LPV is 98–99% protein bound. In the absence of human serum (i.e., 100% freely available drug), in-vitro data suggests a half-maximal effective concentration (EC50) for LPV against SARS-CoV-2 of 16.74 mcg/mL [10] compared to 0.006–0.017 mcg/mL for various HIV strains [1]. This concentration is unlikely to be obtained in-vivo without excessive risk, as an accidental overdose of 32 times the intended amount still resulted in sub-therapeutic levels. Even using the calculated peak free LPV concentration is only 1.36–2.72 mcg/mL (1–2% of the total calculated above).

The reason(s) why plasma concentrations were not higher in the setting of a 32-fold overdose are unclear. Drug absorption may have been compromised by the effects of critical illness. For such large volume overdose, holding enteral feeds may also have contributed as food increases LVP/r solution absorption [1]. It is also possible that intestinal transporters were saturated [11] and that splanchnic circulation was decreased [12]. Finally, co-administration of dexamethasone, a known CYP inducer, may have contributed to increased metabolization and clearance of LPV [1]. No other potential drug-drug interactions were identified.

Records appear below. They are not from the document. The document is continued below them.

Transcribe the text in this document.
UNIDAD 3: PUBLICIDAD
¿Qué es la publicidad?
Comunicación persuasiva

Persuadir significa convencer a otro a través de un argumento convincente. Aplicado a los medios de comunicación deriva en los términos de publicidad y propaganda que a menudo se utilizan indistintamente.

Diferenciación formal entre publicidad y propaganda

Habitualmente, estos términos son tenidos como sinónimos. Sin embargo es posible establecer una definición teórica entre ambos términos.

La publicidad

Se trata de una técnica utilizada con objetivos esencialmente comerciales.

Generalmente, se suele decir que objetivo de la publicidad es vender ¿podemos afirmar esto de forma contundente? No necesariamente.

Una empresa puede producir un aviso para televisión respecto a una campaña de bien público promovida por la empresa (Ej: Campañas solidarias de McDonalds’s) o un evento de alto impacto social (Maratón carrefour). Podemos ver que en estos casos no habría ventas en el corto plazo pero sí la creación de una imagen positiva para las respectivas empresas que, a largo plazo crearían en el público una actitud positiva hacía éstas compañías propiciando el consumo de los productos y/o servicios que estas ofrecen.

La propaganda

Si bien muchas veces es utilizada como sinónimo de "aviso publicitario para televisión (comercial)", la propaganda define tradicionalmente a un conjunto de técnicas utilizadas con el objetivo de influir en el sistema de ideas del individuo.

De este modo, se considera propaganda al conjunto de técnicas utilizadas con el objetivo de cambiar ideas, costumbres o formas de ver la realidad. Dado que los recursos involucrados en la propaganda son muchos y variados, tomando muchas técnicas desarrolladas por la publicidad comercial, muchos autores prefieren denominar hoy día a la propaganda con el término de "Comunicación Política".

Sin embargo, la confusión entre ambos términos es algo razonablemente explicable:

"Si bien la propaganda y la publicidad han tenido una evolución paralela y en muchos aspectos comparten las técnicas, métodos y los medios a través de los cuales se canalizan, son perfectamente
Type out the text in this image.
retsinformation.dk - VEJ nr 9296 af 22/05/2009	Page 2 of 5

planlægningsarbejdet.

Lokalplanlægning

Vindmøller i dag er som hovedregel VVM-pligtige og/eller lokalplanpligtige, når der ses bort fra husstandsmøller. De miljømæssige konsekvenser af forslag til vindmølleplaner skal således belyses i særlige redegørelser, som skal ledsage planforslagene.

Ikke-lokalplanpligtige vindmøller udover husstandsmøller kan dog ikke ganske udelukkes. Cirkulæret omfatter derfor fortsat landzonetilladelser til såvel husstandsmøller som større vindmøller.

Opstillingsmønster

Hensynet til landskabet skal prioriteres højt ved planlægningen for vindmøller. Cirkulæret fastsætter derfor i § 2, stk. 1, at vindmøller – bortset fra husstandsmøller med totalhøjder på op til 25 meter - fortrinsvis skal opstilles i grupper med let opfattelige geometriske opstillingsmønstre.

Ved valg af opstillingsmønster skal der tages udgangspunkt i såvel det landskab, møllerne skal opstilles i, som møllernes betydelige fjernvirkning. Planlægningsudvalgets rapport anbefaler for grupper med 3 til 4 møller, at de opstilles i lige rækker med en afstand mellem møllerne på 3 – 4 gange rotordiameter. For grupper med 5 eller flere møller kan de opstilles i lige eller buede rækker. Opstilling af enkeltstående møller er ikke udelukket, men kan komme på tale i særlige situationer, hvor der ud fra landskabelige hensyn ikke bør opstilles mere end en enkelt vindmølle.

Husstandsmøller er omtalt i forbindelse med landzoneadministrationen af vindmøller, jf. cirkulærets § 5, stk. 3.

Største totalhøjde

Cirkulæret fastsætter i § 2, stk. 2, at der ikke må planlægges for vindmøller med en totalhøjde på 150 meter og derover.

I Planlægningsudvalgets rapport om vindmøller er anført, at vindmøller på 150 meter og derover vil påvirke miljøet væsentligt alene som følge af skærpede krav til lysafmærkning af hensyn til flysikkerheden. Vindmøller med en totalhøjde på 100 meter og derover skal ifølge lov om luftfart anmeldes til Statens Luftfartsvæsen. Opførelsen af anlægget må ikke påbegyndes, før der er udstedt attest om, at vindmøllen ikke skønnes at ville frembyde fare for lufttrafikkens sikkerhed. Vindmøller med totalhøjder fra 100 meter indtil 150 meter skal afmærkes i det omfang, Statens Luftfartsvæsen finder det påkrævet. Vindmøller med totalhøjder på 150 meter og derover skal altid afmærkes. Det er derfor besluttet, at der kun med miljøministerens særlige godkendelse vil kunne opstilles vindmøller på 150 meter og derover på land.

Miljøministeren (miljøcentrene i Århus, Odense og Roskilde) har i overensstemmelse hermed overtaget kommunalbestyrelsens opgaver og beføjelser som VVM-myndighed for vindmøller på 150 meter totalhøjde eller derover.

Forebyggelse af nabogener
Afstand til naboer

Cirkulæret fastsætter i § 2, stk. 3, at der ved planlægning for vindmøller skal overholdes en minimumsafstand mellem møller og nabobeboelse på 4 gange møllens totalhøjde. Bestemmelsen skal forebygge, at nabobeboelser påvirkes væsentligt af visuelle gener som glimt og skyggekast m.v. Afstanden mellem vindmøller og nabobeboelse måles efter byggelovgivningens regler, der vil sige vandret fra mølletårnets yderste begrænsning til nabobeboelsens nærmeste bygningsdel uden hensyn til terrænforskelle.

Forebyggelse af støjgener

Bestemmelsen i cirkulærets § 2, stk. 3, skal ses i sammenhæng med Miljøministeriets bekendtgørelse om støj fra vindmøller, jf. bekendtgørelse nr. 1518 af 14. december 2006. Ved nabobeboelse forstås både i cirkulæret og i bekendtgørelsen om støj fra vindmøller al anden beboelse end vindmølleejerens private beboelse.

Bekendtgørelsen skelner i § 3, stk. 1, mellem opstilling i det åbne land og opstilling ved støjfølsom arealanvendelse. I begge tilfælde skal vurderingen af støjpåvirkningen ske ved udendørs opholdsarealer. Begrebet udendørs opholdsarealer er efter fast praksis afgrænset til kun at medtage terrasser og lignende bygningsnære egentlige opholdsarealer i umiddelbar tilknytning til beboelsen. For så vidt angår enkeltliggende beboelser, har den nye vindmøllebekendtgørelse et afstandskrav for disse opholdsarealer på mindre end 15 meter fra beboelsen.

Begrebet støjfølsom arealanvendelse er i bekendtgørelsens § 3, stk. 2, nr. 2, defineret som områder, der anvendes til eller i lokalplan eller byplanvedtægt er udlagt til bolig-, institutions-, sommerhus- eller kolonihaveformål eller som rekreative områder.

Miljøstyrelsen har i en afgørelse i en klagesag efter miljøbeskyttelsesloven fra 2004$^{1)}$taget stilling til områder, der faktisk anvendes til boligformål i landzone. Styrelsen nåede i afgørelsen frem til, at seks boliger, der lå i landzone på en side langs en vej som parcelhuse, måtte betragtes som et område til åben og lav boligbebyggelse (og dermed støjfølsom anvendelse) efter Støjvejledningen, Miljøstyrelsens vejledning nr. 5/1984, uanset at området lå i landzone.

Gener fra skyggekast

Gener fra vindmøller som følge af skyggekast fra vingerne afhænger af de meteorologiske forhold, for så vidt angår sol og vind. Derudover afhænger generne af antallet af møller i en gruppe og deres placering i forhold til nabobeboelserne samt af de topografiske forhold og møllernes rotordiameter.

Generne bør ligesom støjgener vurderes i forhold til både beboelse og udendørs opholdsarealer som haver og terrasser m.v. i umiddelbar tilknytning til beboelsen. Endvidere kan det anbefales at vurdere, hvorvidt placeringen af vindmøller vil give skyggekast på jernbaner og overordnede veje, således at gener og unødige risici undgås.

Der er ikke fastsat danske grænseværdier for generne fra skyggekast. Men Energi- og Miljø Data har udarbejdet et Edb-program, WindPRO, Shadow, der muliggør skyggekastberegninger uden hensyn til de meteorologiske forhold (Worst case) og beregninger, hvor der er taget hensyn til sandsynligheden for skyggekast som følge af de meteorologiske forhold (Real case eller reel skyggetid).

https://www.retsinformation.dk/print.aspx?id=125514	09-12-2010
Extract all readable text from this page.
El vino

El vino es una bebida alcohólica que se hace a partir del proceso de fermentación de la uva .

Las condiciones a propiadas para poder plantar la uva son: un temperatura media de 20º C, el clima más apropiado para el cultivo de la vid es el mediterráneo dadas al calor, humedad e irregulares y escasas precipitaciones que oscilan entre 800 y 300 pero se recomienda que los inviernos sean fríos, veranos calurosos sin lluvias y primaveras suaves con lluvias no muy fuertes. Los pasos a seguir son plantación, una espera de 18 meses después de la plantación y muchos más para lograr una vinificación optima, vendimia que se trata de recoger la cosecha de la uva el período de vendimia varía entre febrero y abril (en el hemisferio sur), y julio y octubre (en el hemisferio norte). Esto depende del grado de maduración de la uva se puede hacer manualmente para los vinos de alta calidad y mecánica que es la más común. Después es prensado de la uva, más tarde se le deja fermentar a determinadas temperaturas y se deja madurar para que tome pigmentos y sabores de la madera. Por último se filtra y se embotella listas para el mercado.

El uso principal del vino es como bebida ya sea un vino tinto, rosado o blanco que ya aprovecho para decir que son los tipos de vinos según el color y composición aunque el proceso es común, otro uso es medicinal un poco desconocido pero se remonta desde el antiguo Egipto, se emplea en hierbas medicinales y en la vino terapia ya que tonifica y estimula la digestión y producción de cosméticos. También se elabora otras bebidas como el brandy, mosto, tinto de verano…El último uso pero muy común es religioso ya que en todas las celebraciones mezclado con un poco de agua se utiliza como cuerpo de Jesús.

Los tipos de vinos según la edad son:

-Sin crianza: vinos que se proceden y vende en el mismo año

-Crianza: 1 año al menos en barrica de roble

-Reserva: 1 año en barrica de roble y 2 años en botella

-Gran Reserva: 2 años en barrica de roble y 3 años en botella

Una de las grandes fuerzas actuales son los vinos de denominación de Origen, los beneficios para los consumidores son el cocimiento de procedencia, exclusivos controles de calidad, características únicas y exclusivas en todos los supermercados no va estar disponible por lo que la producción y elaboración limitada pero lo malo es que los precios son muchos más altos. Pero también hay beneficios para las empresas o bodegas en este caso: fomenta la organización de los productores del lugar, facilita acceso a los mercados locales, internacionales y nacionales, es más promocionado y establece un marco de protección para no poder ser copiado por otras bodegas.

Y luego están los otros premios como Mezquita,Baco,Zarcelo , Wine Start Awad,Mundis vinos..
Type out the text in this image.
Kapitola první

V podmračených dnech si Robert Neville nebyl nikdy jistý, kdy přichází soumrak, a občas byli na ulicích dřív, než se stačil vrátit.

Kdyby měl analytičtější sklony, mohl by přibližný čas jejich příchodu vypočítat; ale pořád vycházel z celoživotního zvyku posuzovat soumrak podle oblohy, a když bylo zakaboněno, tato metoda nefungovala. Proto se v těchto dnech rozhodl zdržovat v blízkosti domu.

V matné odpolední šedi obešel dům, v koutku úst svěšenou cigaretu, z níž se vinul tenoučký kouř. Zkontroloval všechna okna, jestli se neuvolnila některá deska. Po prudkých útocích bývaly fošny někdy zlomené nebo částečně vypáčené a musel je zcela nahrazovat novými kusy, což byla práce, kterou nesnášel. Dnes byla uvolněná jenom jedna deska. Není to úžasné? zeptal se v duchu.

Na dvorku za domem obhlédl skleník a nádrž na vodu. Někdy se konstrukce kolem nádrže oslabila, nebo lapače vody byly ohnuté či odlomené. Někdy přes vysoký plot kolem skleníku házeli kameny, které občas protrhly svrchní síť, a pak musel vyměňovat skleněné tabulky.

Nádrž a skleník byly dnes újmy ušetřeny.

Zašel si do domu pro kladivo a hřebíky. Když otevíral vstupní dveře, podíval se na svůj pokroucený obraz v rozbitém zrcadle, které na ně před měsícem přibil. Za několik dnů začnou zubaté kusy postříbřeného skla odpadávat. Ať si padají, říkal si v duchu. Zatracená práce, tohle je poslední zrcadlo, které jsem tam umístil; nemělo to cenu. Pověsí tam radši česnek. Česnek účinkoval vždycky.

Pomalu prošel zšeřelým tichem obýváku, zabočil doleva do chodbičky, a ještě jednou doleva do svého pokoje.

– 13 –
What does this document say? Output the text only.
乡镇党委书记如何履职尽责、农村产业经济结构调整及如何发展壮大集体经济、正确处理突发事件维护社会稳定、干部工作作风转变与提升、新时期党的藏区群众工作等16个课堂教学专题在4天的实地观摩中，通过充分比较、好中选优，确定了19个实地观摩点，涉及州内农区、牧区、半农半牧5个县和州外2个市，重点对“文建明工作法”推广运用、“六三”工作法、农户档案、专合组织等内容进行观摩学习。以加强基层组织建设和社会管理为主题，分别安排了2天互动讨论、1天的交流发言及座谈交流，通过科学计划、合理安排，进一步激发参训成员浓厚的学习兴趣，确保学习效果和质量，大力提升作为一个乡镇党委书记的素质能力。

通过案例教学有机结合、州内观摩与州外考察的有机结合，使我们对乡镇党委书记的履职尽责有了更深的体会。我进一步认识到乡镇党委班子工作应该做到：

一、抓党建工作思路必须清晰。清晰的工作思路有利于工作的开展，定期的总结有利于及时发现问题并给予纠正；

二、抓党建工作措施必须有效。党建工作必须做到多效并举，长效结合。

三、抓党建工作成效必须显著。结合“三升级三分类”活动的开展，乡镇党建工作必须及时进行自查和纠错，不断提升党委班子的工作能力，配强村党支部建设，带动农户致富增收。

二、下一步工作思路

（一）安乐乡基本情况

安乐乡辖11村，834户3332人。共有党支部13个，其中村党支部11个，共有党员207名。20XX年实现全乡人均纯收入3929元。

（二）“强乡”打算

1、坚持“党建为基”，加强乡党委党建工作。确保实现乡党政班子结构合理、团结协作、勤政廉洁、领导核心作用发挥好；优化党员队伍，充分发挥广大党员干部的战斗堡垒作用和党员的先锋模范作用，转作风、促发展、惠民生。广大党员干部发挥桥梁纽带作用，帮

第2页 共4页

Our report has limitations. Although comprehensive, our chart review is at risk of inconsistencies in extraction and clinical documentation. While our findings (n = 12) are consistent with those of Schoergenhofer [6] (n = 8) and Gregoire [7] (n = 12), the three studies are small, limiting external validity to the entire COVID-19 population. Finally, there is no control group, preventing conclusions on efficacy and limiting conclusions on safety as many of LPV/r’s side effects may be consequences of COVID-19 itself.

Conclusion

Our report supports previous findings that treating COVID-19 affected patients with standard HIV LPV/r dosages yields approximately 3-fold higher trough LPV concentrations which may result in adverse events [6,7,9]. Despite this risk, the in-vitro derived EC50 for LPV on SARS-CoV-2 was not reached in any of our patients, including the 32-fold overdose. This may in part explain why Cao et al. demonstrated no benefit from LPV/r in hospitalized patients [9]. Consistent with these findings and in light of issues raised by their interim analysis, on July 4, 2020, the World Health Organization reported the Solidarity Trial’s recommendation to immediately discontinue the LPV/r treatment arms due to futility and safety concerns [13].

Most importantly, this report will impact on patients enrolled in other trials or who are offered this treatment as part of their clinical care. Our findings should alert clinicians to pay attention for LPV/r side effects and complications. Closer clinical monitoring will enable early detection of toxicity and allow for therapeutic adjustment and possible discontinuation of LPV/r.